Now that Firefox and Thunderbird 1.5beta1 have been released, and so a recent Gecko is available to the general public, the auto-resolution of UNCONFIRMED bugs proposal is going to be put into effect. On Tuesday 27th of September the initial warning will be issued, and on Tuesday 11th of October we’ll be doing the actual resolution of bugs untouched in the previous two weeks.
It will happen in the following products: Core, Toolkit, Firefox, Thunderbird and Mozilla Application Suite.
Will there be any way to restrict people adding the keywords to comments themselves (such as “auto-resolve01”)?
Products included:
Firefox
Thunderbird
Mozilla Application Suite
Core
Toolkit
Products Excluded:
Camino
NSPR
NSS
JSS
PSM
Possible Products:
Calendar
But what about the other 18 products?
Minimo
Grendel
Other Applications
Directory
Rhino
Bugzilla
Update
Webtools
Mozilla Localizations
Documentation
Tech Evangelism
Marketing
mozilla.org
CCK
AUS
Composer
Derivatives
MozillaClassic
No. Does there need to be?
The other products have either opted out or were not considered suitable. If the
owners of any of them want to get in touch and say different, that’s great.
“Two weeks later, run a buglist of all bugs where a comment contains the ID used, and which have not changed since the date the comment was added. Do a Change Multiple Bugs, and resolve as the new resolution EXPIRED, using the following comment:
This bug has been automatically resolved after a period of inactivity (see above comment). If anyone thinks this is incorrect, they should feel free to reopen it.”
I was thinking maybe if bogus comments were inserted it would mess up that process and expire some bugs incorrectly… I guess it’s not really going to be a problem though.
That message ( at http://www.mozilla.org/quality/auto-resolve.html ) should probably point to Aviary 1.5b1, rather than mozilla.org/products (i.e. 1.0.x).

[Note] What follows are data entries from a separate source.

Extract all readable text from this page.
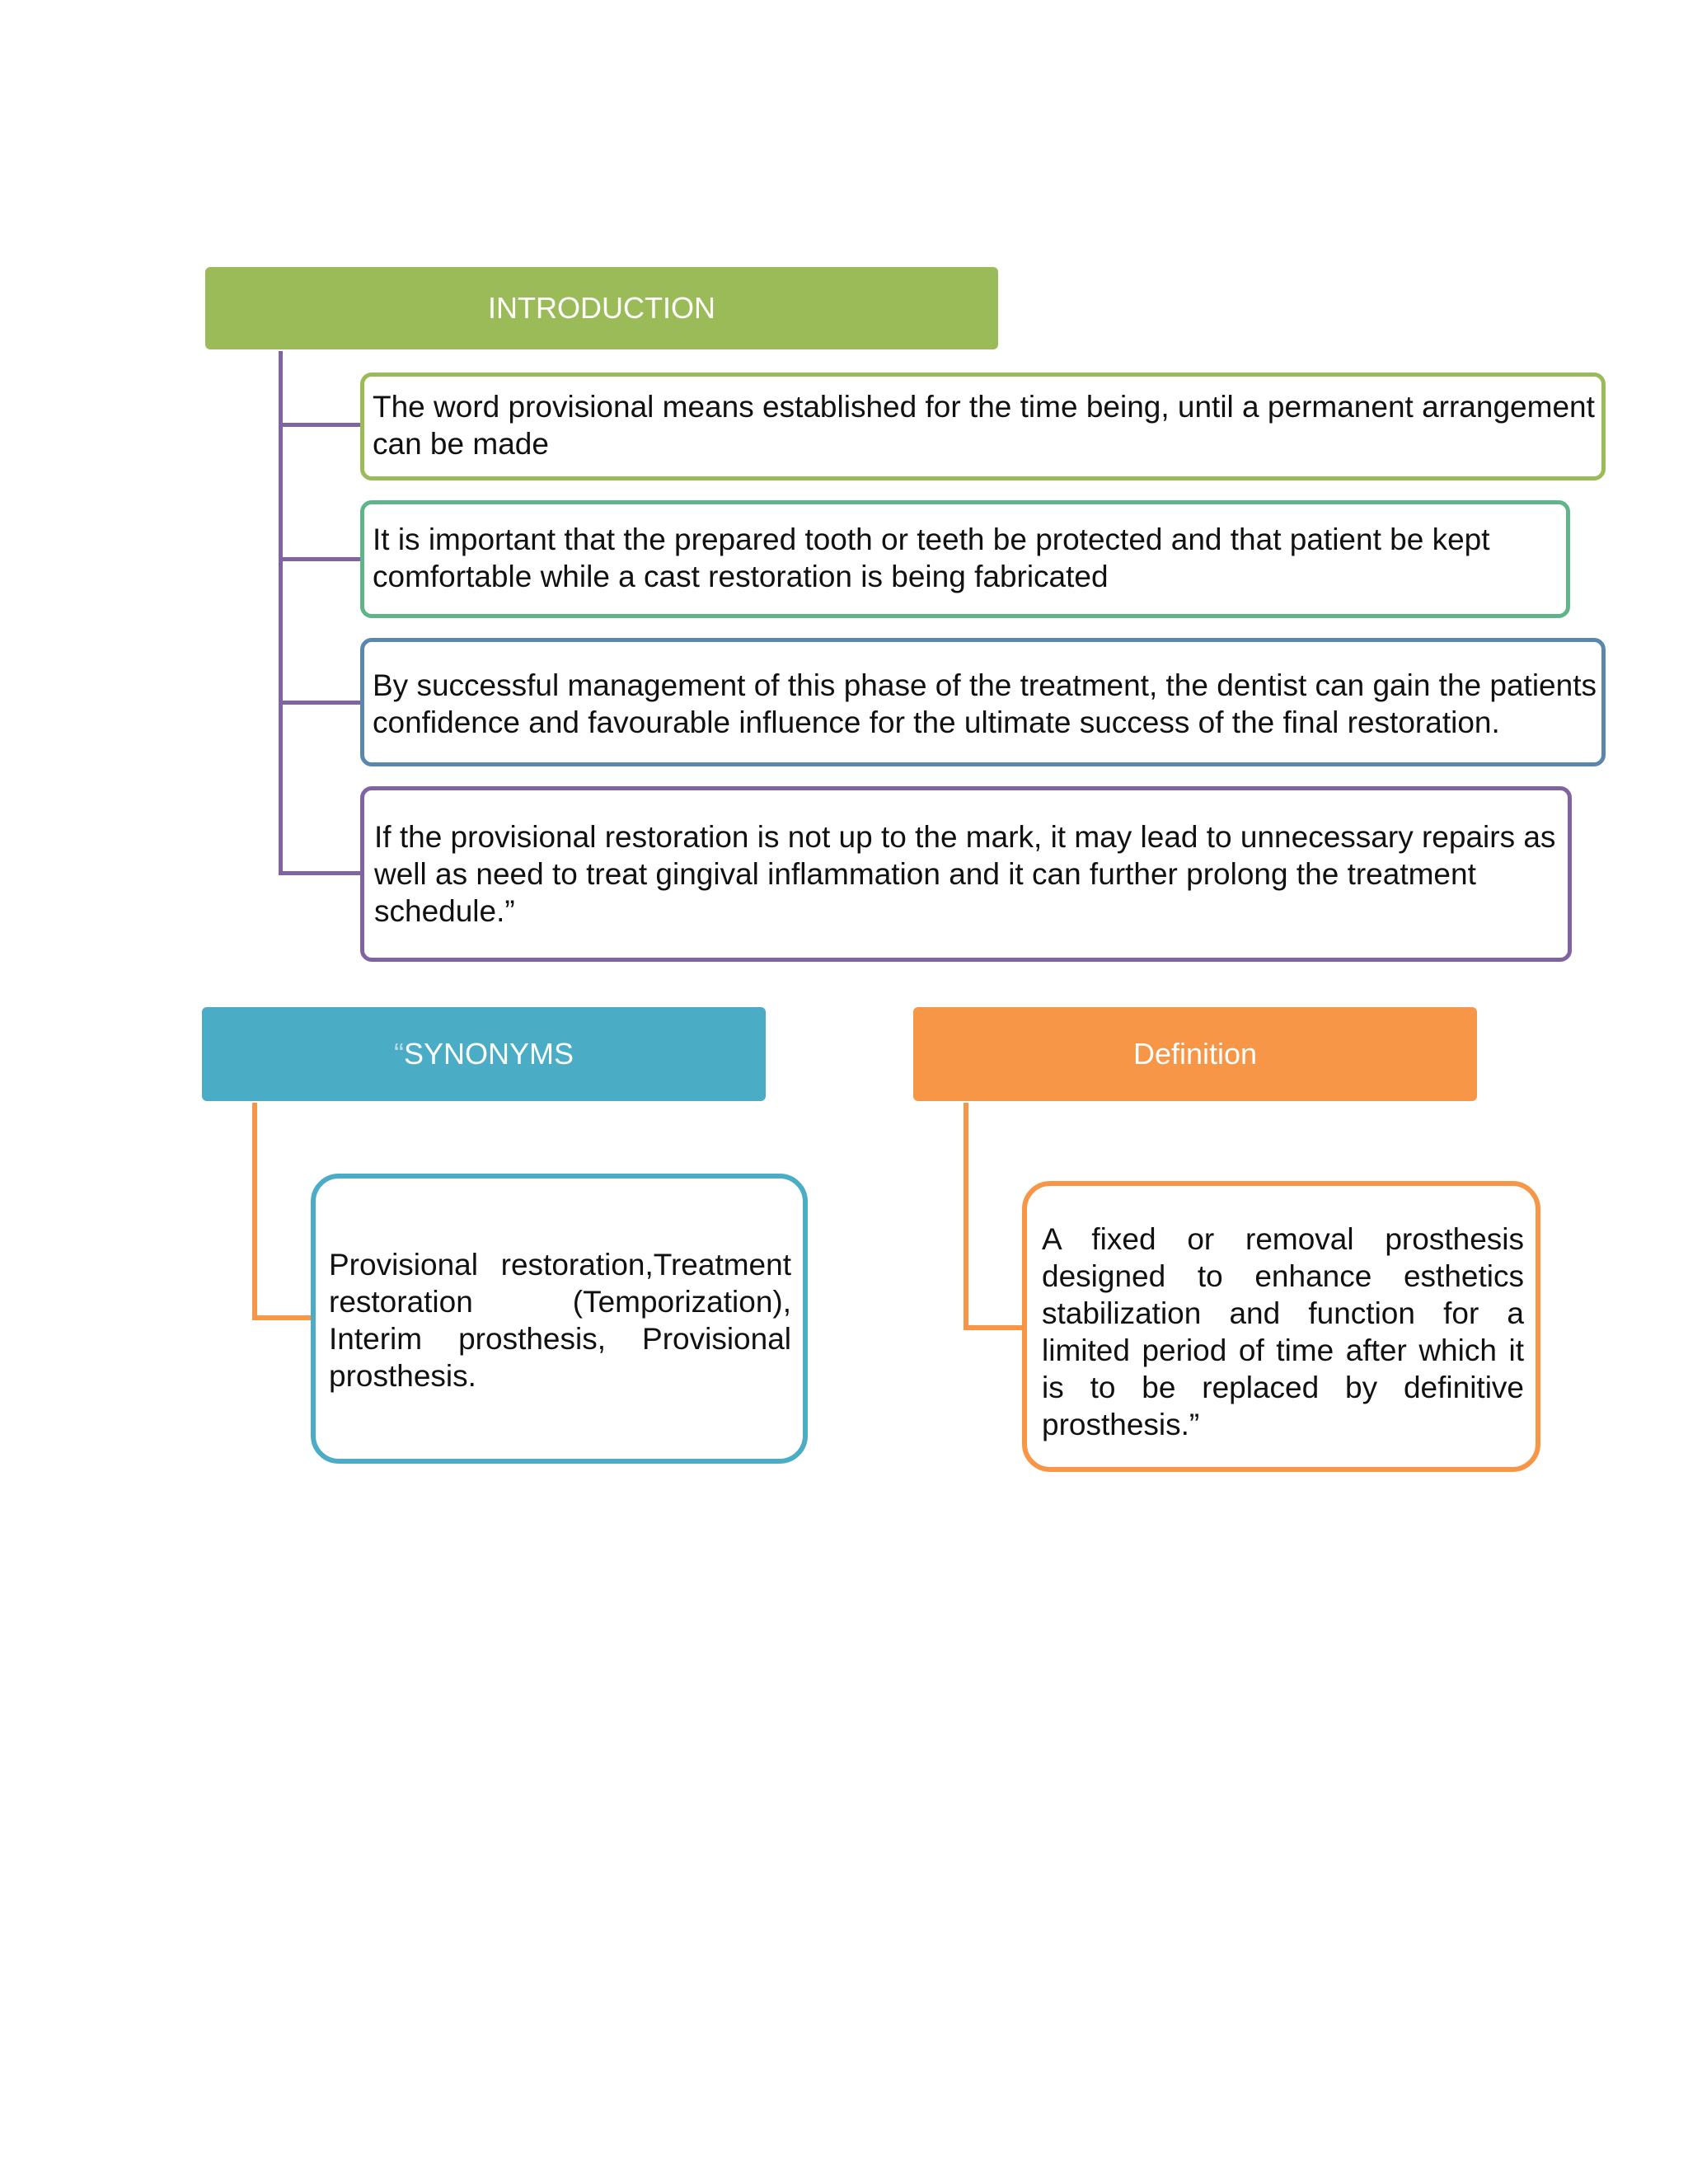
INTRODUCTION
The word provisional means established for the time being, until a permanent arrangement can be made
It is important that the prepared tooth or teeth be protected and that patient be kept comfortable while a cast restoration is being fabricated
By successful management of this phase of the treatment, the dentist can gain the patients confidence and favourable influence for the ultimate success of the final restoration.
If the provisional restoration is not up to the mark, it may lead to unnecessary repairs as well as need to treat gingival inflammation and it can further prolong the treatment schedule.”
“ SYNONYMS	Definition
Provisional restoration,Treatment restoration (Temporization), Interim prosthesis, Provisional prosthesis.
A fixed or removal prosthesis designed to enhance esthetics stabilization and function for a limited period of time after which it is to be replaced by definitive prosthesis.”
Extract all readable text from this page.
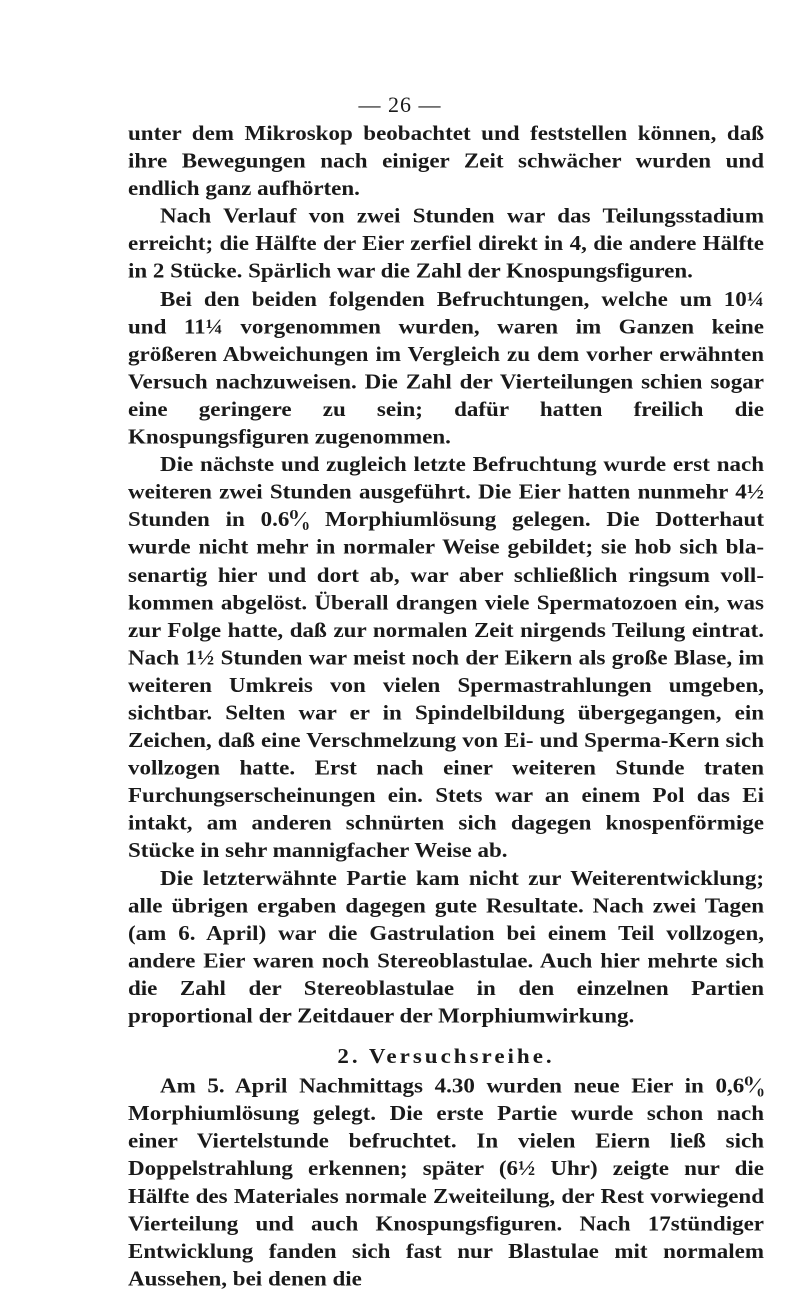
— 26 —

unter dem Mikroskop beobachtet und feststellen können, daß ihre Bewegungen nach einiger Zeit schwächer wurden und endlich ganz aufhörten.

Nach Verlauf von zwei Stunden war das Teilungsstadium erreicht; die Hälfte der Eier zerfiel direkt in 4, die andere Hälfte in 2 Stücke. Spärlich war die Zahl der Knospungsfiguren.

Bei den beiden folgenden Befruchtungen, welche um 10¼ und 11¼ vorgenommen wurden, waren im Ganzen keine größeren Abweichungen im Vergleich zu dem vorher erwähnten Versuch nachzuweisen. Die Zahl der Vierteilungen schien sogar eine geringere zu sein; dafür hatten freilich die Knospungsfiguren zugenommen.

Die nächste und zugleich letzte Befruchtung wurde erst nach weiteren zwei Stunden ausgeführt. Die Eier hatten nunmehr 4½ Stunden in 0.6⁰⁄₀ Morphiumlösung gelegen. Die Dotterhaut wurde nicht mehr in normaler Weise gebildet; sie hob sich blasenartig hier und dort ab, war aber schließlich ringsum vollkommen abgelöst. Überall drangen viele Spermatozoen ein, was zur Folge hatte, daß zur normalen Zeit nirgends Teilung eintrat. Nach 1½ Stunden war meist noch der Eikern als große Blase, im weiteren Umkreis von vielen Spermastrahlungen umgeben, sichtbar. Selten war er in Spindelbildung übergegangen, ein Zeichen, daß eine Verschmelzung von Ei- und Sperma-Kern sich vollzogen hatte. Erst nach einer weiteren Stunde traten Furchungserscheinungen ein. Stets war an einem Pol das Ei intakt, am anderen schnürten sich dagegen knospenförmige Stücke in sehr mannigfacher Weise ab.

Die letzterwähnte Partie kam nicht zur Weiterentwicklung; alle übrigen ergaben dagegen gute Resultate. Nach zwei Tagen (am 6. April) war die Gastrulation bei einem Teil vollzogen, andere Eier waren noch Stereoblastulae. Auch hier mehrte sich die Zahl der Stereoblastulae in den einzelnen Partien proportional der Zeitdauer der Morphiumwirkung.

2. Versuchsreihe.

Am 5. April Nachmittags 4.30 wurden neue Eier in 0,6⁰⁄₀ Morphiumlösung gelegt. Die erste Partie wurde schon nach einer Viertelstunde befruchtet. In vielen Eiern ließ sich Doppelstrahlung erkennen; später (6½ Uhr) zeigte nur die Hälfte des Materiales normale Zweiteilung, der Rest vorwiegend Vierteilung und auch Knospungsfiguren. Nach 17stündiger Entwicklung fanden sich fast nur Blastulae mit normalem Aussehen, bei denen die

Two weeks? Isn’t that a bit short? And the page you link to says 3 months, which sounds a lot better.
dolphinling: you’re looking at two different time periods. The three months is the age of the untouched bugs before we include them in the scheme. The two weeks is the period people have to respond saying “Yes, this bug is still valid, please keep it open”.